Organizing Your Data and Preprocessing Using Osprey

Getting Started with Preprocessing

Download the data using xnat2bids

For this tutorial, we will use data from demodat2 subject 101 session 1. If you have not downloaded the demo dataset already, you can download this single subject and session data with this custom xnat2bids configuration file.

# Configuring arguments here will override default parameters.
[slurm-args]
mail-user = "[email protected]"
mail-type = "ALL"

[xnat2bids-args]
sessions = [
    "XNAT_E01849"
    ]
# Skip scanner-derived multi-planar reconstructions & non-distortion-corrected images 
# These are used for MRS voxel placement on the scanner and will cause xnat2bids to fail. 
skipseq=["anat-t1w_acq-memprage_MPR_Cor","anat-t1w_acq-memprage_MPR_Tra","anat-t1w_acq-memprage_MPR_Tra_ND","anat-t1w_acq-memprage RMS_ND","anat-t1w_acq-memprage_MPR_Cor_ND"]
overwrite=true
verbose=1

The script will default to placing the BIDS-converted data in a folder called "bids-export" in your home directory; if you'd like to change this location, add a new line at the bottom with your desired path, i.e.: bids_root="/oscar/home/<example-user>/projectname" . For the rest of this tutorial, we will call this path the "$bidsroot".

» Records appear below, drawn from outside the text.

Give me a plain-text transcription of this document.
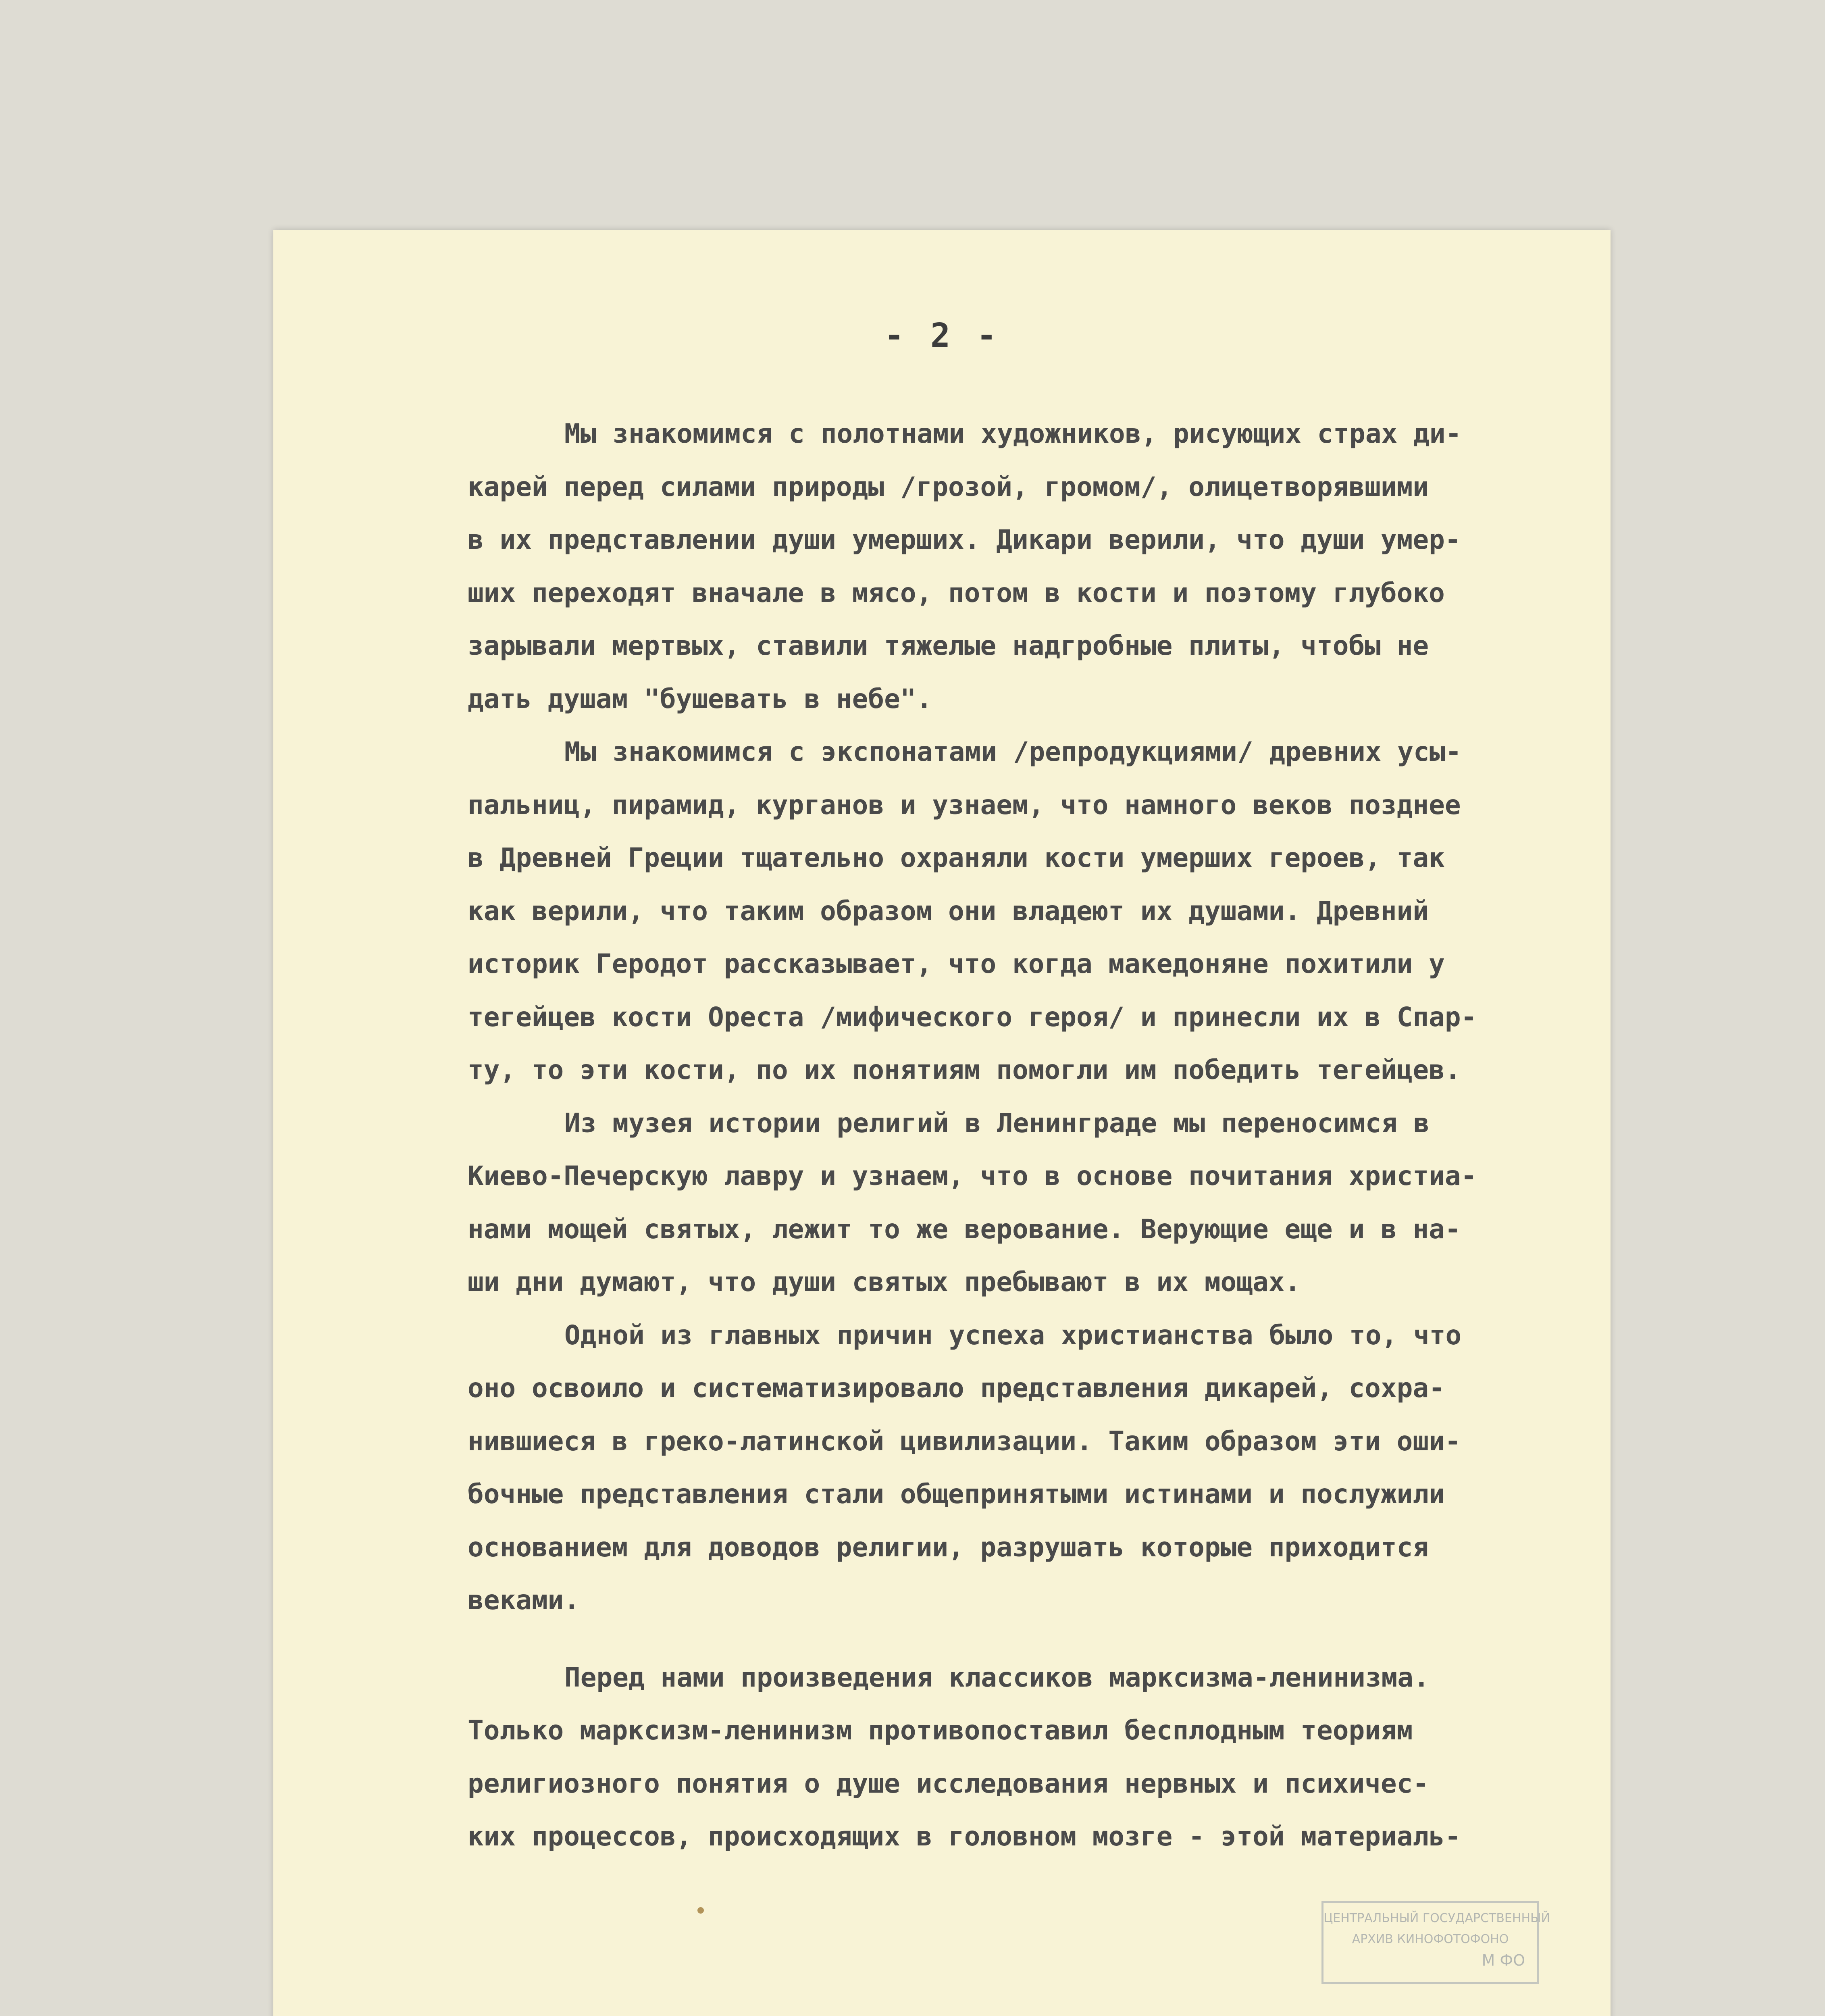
- 2 -
Мы знакомимся с полотнами художников, рисующих страх ди-
карей перед силами природы /грозой, громом/, олицетворявшими
в их представлении души умерших. Дикари верили, что души умер-
ших переходят вначале в мясо, потом в кости и поэтому глубоко
зарывали мертвых, ставили тяжелые надгробные плиты, чтобы не
дать душам "бушевать в небе".
Мы знакомимся с экспонатами /репродукциями/ древних усы-
пальниц, пирамид, курганов и узнаем, что намного веков позднее
в Древней Греции тщательно охраняли кости умерших героев, так
как верили, что таким образом они владеют их душами. Древний
историк Геродот рассказывает, что когда македоняне похитили у
тегейцев кости Ореста /мифического героя/ и принесли их в Спар-
ту, то эти кости, по их понятиям помогли им победить тегейцев.
Из музея истории религий в Ленинграде мы переносимся в
Киево-Печерскую лавру и узнаем, что в основе почитания христиа-
нами мощей святых, лежит то же верование. Верующие еще и в на-
ши дни думают, что души святых пребывают в их мощах.
Одной из главных причин успеха христианства было то, что
оно освоило и систематизировало представления дикарей, сохра-
нившиеся в греко-латинской цивилизации. Таким образом эти оши-
бочные представления стали общепринятыми истинами и послужили
основанием для доводов религии, разрушать которые приходится
веками.
Перед нами произведения классиков марксизма-ленинизма.
Только марксизм-ленинизм противопоставил бесплодным теориям
религиозного понятия о душе исследования нервных и психичес-
ких процессов, происходящих в головном мозге - этой материаль-
ЦЕНТРАЛЬНЫЙ ГОСУДАРСТВЕННЫЙ
АРХИВ КИНОФОТОФОНО
М ФО
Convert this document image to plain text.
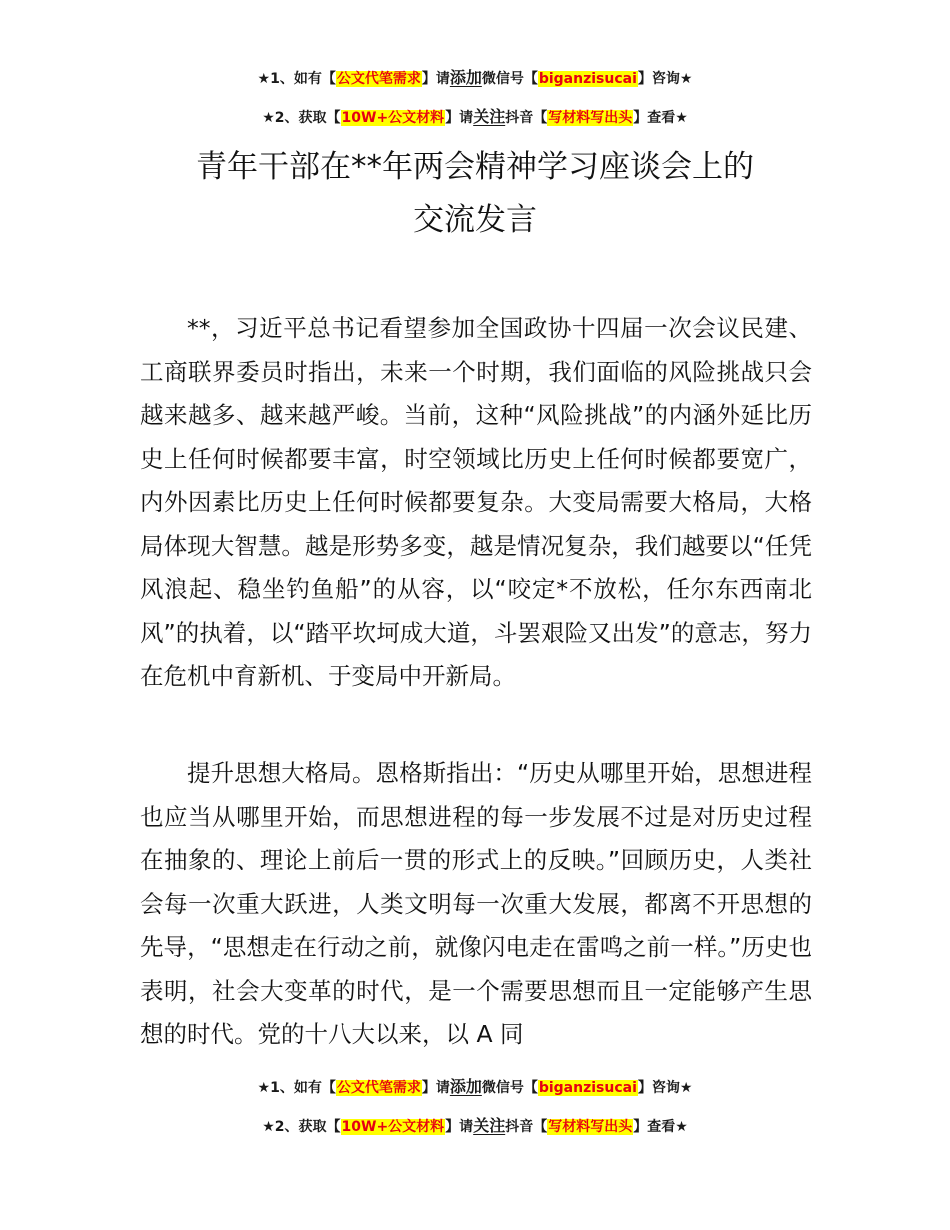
★1、如有【公文代笔需求】请添加微信号【biganzisucai】咨询★
★2、获取【10W+公文材料】请关注抖音【写材料写出头】查看★
青年干部在**年两会精神学习座谈会上的
交流发言

**，习近平总书记看望参加全国政协十四届一次会议民建、工商联界委员时指出，未来一个时期，我们面临的风险挑战只会越来越多、越来越严峻。当前，这种“风险挑战”的内涵外延比历史上任何时候都要丰富，时空领域比历史上任何时候都要宽广，内外因素比历史上任何时候都要复杂。大变局需要大格局，大格局体现大智慧。越是形势多变，越是情况复杂，我们越要以“任凭风浪起、稳坐钓鱼船”的从容，以“咬定*不放松，任尔东西南北风”的执着，以“踏平坎坷成大道，斗罢艰险又出发”的意志，努力在危机中育新机、于变局中开新局。

提升思想大格局。恩格斯指出：“历史从哪里开始，思想进程也应当从哪里开始，而思想进程的每一步发展不过是对历史过程在抽象的、理论上前后一贯的形式上的反映。”回顾历史，人类社会每一次重大跃进，人类文明每一次重大发展，都离不开思想的先导，“思想走在行动之前，就像闪电走在雷鸣之前一样。”历史也表明，社会大变革的时代，是一个需要思想而且一定能够产生思想的时代。党的十八大以来，以 A 同

★1、如有【公文代笔需求】请添加微信号【biganzisucai】咨询★
★2、获取【10W+公文材料】请关注抖音【写材料写出头】查看★
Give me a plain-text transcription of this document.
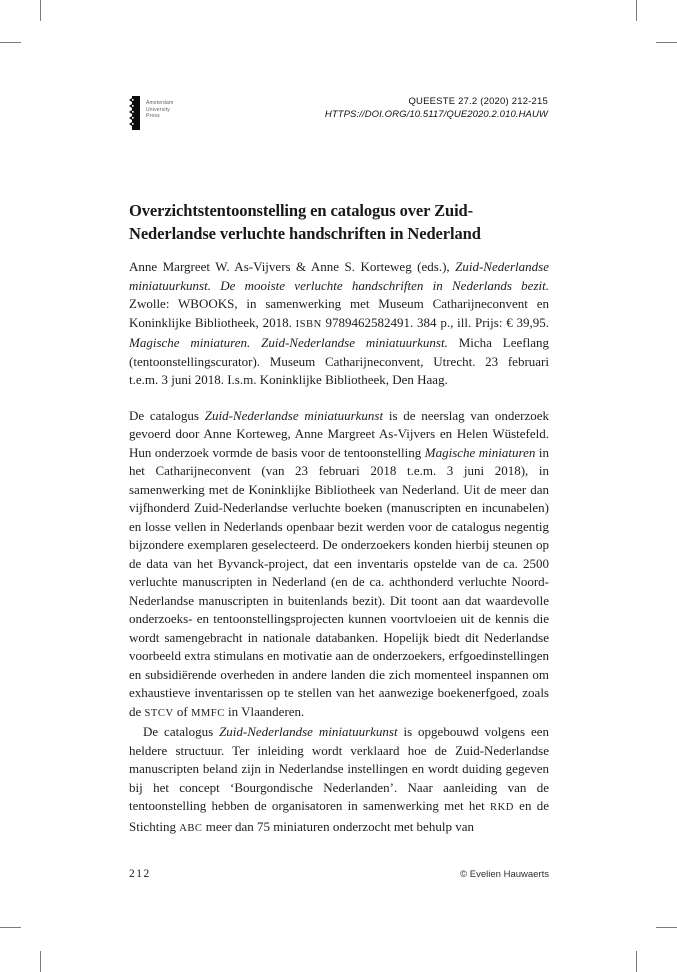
Amsterdam
University
Press
QUEESTE 27.2 (2020) 212-215
HTTPS://DOI.ORG/10.5117/QUE2020.2.010.HAUW
Overzichtstentoonstelling en catalogus over Zuid-
Nederlandse verluchte handschriften in Nederland

Anne Margreet W. As-Vijvers & Anne S. Korteweg (eds.), Zuid-Nederlandse miniatuurkunst. De mooiste verluchte handschriften in Nederlands bezit. Zwolle: WBOOKS, in samenwerking met Museum Catharijneconvent en Koninklijke Bibliotheek, 2018. ISBN 9789462582491. 384 p., ill. Prijs: € 39,95. Magische miniaturen. Zuid-Nederlandse miniatuurkunst. Micha Leeflang (tentoonstellingscurator). Museum Catharijneconvent, Utrecht. 23 februari t.e.m. 3 juni 2018. I.s.m. Koninklijke Bibliotheek, Den Haag.

De catalogus Zuid-Nederlandse miniatuurkunst is de neerslag van onderzoek gevoerd door Anne Korteweg, Anne Margreet As-Vijvers en Helen Wüstefeld. Hun onderzoek vormde de basis voor de tentoonstelling Magische miniaturen in het Catharijneconvent (van 23 februari 2018 t.e.m. 3 juni 2018), in samenwerking met de Koninklijke Bibliotheek van Nederland. Uit de meer dan vijfhonderd Zuid-Nederlandse verluchte boeken (manuscripten en incunabelen) en losse vellen in Nederlands openbaar bezit werden voor de catalogus negentig bijzondere exemplaren geselecteerd. De onderzoekers konden hierbij steunen op de data van het Byvanck-project, dat een inventaris opstelde van de ca. 2500 verluchte manuscripten in Nederland (en de ca. achthonderd verluchte Noord-Nederlandse manuscripten in buitenlands bezit). Dit toont aan dat waardevolle onderzoeks- en tentoonstellingsprojecten kunnen voortvloeien uit de kennis die wordt samengebracht in nationale databanken. Hopelijk biedt dit Nederlandse voorbeeld extra stimulans en motivatie aan de onderzoekers, erfgoedinstellingen en subsidiërende overheden in andere landen die zich momenteel inspannen om exhaustieve inventarissen op te stellen van het aanwezige boekenerfgoed, zoals de STCV of MMFC in Vlaanderen.

De catalogus Zuid-Nederlandse miniatuurkunst is opgebouwd volgens een heldere structuur. Ter inleiding wordt verklaard hoe de Zuid-Nederlandse manuscripten beland zijn in Nederlandse instellingen en wordt duiding gegeven bij het concept ‘Bourgondische Nederlanden’. Naar aanleiding van de tentoonstelling hebben de organisatoren in samenwerking met het RKD en de Stichting ABC meer dan 75 miniaturen onderzocht met behulp van

212	© Evelien Hauwaerts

Launch the xnat2bids script

To use this configuration file and launch this xnat2bids job, open a terminal on the Oscar Open On Demand (OOD) virtual desktop.
Install python and its necessary packages by typing module load anaconda .
Copy and paste this configuration file into a text editor and save it wherever you would like (for example, in a scripts folder in your home directory). The file suffix MUST be .toml
The python script for xnat2bids is located in /oscar/data/bnc/scripts . To run xnat2bids from the directory where you saved your .toml configuration file, type the command python /oscar/data/bnc/scripts/run_xnat2bids.py --config <your_config_filename> . If you run this command from a different directory than where you saved your config file, make sure to give the full path to it.
You will receive an email when both xnat2bids and the bids-validator launch and are completed.
Once the job is complete, you will see three output directories created at your bids root.
- xnat-export contains the dicoms placed in folders named after the sequences at the scanner. This is where you will find your spectroscopy dicoms.
- bids contains all subdirectories required in the BIDS specification. Here you will find your converted anatomical NIFTIs. This is also where the output of your preprocessing will go (in derivatives).
- logs contains the log files from the xnat2bids job.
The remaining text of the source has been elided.